We Do Not ‘Push’ People to Spend, EA Responds to New FUT Controversy
FIFA Ultimate Team is the “cornerstone” of EA Sports’ football-sim FIFA games and the video gaming giant does “everything [it] can to drive players there”, including deploying “content teasers” and “targeted messaging” to “funnel” FIFA 21 players towards FUT game mode and “incentivise” them to convert, according to a leaked internal document. FUT is heavily monetised and employs the use of loot boxes, a highly controversial video game feature that allows you to purchase packs of football players for real money — but the players you get are randomised to an extent that offers terrible odds.
Details on the leaked 54-page document come from Canadian publication CBC News, which has published select presentation sides that talk about EA Sports’ marketing plans in the run-up to the release of FIFA 21 — the game launched last October worldwide — and are largely targeted to FIFA Ultimate Team, which makes huge money for the publisher Electronic Arts. In 2020, EA made nearly $1.5 billion (about Rs. 11,191 crores) from loot boxes present in EA Sports titles, according to its annual earnings report. The leaked document goes so far to even say that “all roads lead to FUT”.

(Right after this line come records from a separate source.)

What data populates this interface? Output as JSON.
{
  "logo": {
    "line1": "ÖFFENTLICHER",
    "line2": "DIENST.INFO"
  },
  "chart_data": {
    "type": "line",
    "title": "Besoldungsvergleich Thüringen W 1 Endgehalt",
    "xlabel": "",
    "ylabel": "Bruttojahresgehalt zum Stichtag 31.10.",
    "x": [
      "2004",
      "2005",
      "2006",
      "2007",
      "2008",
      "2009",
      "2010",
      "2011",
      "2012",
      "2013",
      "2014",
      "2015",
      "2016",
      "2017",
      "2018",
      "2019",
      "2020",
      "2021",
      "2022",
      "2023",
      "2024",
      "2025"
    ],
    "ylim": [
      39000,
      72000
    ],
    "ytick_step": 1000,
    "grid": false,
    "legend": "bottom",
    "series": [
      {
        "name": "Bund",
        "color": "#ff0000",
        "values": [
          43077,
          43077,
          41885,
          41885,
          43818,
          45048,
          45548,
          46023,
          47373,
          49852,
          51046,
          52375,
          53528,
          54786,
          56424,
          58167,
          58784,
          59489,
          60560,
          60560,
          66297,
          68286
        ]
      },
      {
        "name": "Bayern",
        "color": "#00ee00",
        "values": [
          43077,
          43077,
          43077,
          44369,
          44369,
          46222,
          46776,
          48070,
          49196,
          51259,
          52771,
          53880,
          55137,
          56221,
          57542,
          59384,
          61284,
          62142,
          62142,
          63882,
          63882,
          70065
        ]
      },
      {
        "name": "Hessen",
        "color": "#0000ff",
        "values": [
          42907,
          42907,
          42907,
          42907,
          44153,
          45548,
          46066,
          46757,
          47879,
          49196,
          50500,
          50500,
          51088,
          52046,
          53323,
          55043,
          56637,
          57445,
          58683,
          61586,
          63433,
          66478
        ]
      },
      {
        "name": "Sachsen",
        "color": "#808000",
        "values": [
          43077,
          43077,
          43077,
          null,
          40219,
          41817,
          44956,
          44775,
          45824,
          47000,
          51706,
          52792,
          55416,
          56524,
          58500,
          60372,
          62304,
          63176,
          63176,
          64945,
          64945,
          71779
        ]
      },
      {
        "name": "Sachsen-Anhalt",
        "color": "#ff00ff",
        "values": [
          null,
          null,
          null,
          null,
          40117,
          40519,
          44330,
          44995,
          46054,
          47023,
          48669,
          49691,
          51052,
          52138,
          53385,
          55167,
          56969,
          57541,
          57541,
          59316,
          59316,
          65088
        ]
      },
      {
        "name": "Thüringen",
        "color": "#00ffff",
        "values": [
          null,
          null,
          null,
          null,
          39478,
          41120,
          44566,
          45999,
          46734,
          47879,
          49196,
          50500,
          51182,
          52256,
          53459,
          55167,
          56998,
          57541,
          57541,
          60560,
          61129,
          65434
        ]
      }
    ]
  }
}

EA penned a strongly-worded response later on Monday, calling the CBC News report a “sensationalised” story that misrepresented facts and ignored “important information and context”. We do not “push” people to spend in our games, EA added. It acknowledged the authenticity of the leaked document as it noted that nothing in the leaked document “contradicts” that it’s driving FUT engagement not spending. But the language in the internal document suggests otherwise. FIFA players have also noted the worsening state of FUT rewards, which again pushes frustrated players to spend real money.
Experts argue that game modes such as FUT are akin to gambling, given the behaviours they encourage. Belgium was the first government to agree and the country banned loot boxes in 2018. Lawsuits are underway elsewhere and other countries are wrestling with loot boxes’ ties to gambling, though the laws around games of chance are very outdated in most areas, a gaming researcher told CBC News. EA, for its part, “firmly disagrees” that FIFA involves gambling and argues that loot boxes aren’t gambling as there is no “cashout method”.